Hablemos de los clásicos. ¿Monty Python o Muchachada Nui?

— Esto es como preguntar si papá o mamá. Te diría Monty Python de primera. Pero Muchachada Nui ha hecho por la comedia en España muchísimo.

Milei o Trump?

— ¡Ja ja ja! Hombre, como comediante Milei es un personaje que parece haberlo dibujado, sólo la cara dices "pero, por favor...", pero la cara de Trump... Ambos son muy imitables, que eso está bien. Para hacer la cara de Milei sólo tienes que meter los dedos en un enchufe.

Pedro Sánchez o Perro Sanche?

— Es demasiado divertido Perro Sanche. Además, los del PSOE supieron aprovecharlo muy bien. Lo de "más sabe el gos sanche miedo gos que miedo sanche"..., eso fue fantástico.

Mario Vaquerizo, Alaska... ¿o Groenlandia?

— ¡Ja ja ja! Groelandia. Los demás son muy buenos personajes, pero en los últimos años han realizado muchas patinadas.

La profesión de cómica, ¿la ve también con humor?

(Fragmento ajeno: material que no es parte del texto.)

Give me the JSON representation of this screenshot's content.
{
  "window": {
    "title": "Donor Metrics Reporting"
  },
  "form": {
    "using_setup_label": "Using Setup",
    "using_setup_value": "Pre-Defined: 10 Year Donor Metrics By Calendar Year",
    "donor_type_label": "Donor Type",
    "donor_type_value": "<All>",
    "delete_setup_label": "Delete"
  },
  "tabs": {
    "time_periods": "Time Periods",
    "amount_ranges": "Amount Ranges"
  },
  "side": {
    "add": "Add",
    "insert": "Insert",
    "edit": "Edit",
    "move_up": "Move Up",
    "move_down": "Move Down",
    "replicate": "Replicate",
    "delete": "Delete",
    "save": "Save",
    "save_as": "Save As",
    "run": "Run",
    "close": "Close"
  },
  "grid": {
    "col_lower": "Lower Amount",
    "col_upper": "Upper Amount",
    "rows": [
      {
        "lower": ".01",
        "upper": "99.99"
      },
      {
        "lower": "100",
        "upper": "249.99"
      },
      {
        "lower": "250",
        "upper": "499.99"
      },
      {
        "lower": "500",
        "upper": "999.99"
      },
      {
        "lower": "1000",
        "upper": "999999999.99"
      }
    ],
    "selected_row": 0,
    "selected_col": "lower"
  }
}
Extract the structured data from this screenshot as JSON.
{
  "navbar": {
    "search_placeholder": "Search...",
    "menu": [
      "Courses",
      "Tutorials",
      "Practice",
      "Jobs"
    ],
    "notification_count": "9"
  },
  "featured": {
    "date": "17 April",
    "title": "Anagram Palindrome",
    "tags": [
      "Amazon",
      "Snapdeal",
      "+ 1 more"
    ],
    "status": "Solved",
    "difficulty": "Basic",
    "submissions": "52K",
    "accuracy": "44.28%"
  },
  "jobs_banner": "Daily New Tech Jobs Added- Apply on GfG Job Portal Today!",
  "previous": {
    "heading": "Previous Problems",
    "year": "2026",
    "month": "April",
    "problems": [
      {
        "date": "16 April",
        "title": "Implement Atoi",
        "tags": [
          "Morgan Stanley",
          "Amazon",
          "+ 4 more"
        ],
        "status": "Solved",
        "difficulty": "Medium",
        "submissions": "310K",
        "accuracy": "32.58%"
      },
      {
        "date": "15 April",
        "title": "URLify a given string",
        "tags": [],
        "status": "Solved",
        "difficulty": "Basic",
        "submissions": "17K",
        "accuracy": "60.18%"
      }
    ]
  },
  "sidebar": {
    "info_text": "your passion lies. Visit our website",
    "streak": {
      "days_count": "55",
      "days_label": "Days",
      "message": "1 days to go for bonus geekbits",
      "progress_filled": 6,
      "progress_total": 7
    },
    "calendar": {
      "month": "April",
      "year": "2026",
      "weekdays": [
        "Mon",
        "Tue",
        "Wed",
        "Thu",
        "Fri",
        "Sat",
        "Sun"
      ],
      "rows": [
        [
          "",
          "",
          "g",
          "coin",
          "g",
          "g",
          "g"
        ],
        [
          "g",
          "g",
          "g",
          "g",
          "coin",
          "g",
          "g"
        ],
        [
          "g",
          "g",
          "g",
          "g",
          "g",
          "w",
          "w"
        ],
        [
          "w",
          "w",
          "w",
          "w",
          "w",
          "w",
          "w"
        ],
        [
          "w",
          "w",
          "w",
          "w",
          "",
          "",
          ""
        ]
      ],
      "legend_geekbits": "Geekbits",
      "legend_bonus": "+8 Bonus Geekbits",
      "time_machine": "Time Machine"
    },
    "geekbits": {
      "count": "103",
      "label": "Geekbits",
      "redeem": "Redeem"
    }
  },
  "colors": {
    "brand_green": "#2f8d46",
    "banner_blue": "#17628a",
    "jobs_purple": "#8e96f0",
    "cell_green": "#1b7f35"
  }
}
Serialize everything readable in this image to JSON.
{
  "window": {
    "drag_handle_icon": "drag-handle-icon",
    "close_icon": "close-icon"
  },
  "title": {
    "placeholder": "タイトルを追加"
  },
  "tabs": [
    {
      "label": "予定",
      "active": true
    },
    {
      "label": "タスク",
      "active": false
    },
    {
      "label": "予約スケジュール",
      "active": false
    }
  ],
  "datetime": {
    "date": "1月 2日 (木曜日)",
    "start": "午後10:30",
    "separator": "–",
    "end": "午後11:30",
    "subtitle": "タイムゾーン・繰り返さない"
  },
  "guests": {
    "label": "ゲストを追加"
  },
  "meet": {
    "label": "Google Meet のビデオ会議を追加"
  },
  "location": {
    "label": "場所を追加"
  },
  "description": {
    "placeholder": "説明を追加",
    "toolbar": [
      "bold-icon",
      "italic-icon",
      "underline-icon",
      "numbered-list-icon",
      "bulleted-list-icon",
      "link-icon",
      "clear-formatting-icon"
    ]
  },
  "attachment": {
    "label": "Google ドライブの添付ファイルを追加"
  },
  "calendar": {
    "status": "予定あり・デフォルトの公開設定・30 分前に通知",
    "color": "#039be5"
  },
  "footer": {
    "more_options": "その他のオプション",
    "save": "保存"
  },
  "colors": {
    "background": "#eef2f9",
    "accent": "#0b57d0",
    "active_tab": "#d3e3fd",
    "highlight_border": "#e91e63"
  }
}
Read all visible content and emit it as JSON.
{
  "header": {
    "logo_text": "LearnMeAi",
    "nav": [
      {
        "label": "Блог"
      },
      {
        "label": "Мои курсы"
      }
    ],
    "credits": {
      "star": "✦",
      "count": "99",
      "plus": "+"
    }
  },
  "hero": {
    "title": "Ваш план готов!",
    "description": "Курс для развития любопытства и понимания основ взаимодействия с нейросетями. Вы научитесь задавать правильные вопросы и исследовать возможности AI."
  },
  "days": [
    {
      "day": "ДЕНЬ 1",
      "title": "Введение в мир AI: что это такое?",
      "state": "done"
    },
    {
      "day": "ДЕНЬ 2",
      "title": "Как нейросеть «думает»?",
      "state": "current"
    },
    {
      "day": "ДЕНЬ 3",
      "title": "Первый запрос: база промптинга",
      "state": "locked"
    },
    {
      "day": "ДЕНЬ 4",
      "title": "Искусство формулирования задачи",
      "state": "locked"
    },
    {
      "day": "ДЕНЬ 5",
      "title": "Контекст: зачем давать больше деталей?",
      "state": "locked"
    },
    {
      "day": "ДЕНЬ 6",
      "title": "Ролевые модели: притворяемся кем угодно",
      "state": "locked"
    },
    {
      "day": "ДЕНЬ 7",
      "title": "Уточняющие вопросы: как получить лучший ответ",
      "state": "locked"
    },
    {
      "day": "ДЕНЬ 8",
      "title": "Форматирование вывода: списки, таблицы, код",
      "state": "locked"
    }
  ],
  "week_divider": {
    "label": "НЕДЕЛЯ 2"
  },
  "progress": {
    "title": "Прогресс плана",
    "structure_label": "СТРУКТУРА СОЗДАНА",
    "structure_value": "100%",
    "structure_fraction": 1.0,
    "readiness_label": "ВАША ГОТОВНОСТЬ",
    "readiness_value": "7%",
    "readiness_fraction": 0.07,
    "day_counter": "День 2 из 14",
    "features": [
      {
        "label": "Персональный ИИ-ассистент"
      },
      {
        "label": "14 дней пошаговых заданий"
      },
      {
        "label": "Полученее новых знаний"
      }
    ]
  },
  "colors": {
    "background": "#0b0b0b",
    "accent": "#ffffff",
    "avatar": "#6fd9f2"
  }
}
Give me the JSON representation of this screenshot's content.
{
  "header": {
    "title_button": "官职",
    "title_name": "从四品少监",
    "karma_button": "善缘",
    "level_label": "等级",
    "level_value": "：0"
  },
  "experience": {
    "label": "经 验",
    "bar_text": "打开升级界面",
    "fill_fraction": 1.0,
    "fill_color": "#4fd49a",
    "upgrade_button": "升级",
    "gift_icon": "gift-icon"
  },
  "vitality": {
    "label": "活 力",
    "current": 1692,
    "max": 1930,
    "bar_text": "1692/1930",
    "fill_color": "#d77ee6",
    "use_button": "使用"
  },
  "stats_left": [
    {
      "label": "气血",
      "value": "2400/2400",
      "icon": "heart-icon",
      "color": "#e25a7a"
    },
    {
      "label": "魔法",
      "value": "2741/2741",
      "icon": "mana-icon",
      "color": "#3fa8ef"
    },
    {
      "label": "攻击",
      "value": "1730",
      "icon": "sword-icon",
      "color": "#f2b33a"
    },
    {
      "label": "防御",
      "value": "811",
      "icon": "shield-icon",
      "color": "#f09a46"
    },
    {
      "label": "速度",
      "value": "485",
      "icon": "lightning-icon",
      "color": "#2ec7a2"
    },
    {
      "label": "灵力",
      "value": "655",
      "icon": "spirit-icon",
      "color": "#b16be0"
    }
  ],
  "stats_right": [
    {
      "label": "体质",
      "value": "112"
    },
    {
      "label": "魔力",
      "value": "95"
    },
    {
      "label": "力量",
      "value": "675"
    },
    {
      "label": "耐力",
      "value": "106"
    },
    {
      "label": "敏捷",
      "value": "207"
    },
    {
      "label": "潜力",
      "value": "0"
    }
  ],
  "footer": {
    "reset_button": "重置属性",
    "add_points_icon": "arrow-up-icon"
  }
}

— Hago lo que puedo. Ser cómic es como cualquier autónomo, no puedes parar porque, si no, no comes. Y sobre todo es complicado ahora que empezará la Tercera Guerra Mundial. Voy hasta la nariz de leer periódicos. ¡Toda la prensa es terrible! Como ves seguidas muchas noticias espantosas te preguntas: ¿vale la pena seguir haciendo chistes? ¡Si todo está muy mal! Pero en realidad es el momento de chistes. ¿Qué hago, me suicido? ¡No!: ¡hago chistes! Al menos haces reír. Si ahora viniera una guerra, todas las zonas que viven del turismo no se comerían una mierda. El humor es una de las cosas para señalar lo que está mal en la sociedad. Yo no puedo cambiar el problema de la vivienda, pero sí puedo señalarla para que suficiente gente se junte y haga que las cosas cambien. Para mí, el humor es eso, una herramienta para señalar los problemas. Y por pensar que no todo es una mierda. Así que, sí, las cosas están mal, pero cuando peor está es cuando más falta hace que la gente se ría un ratito.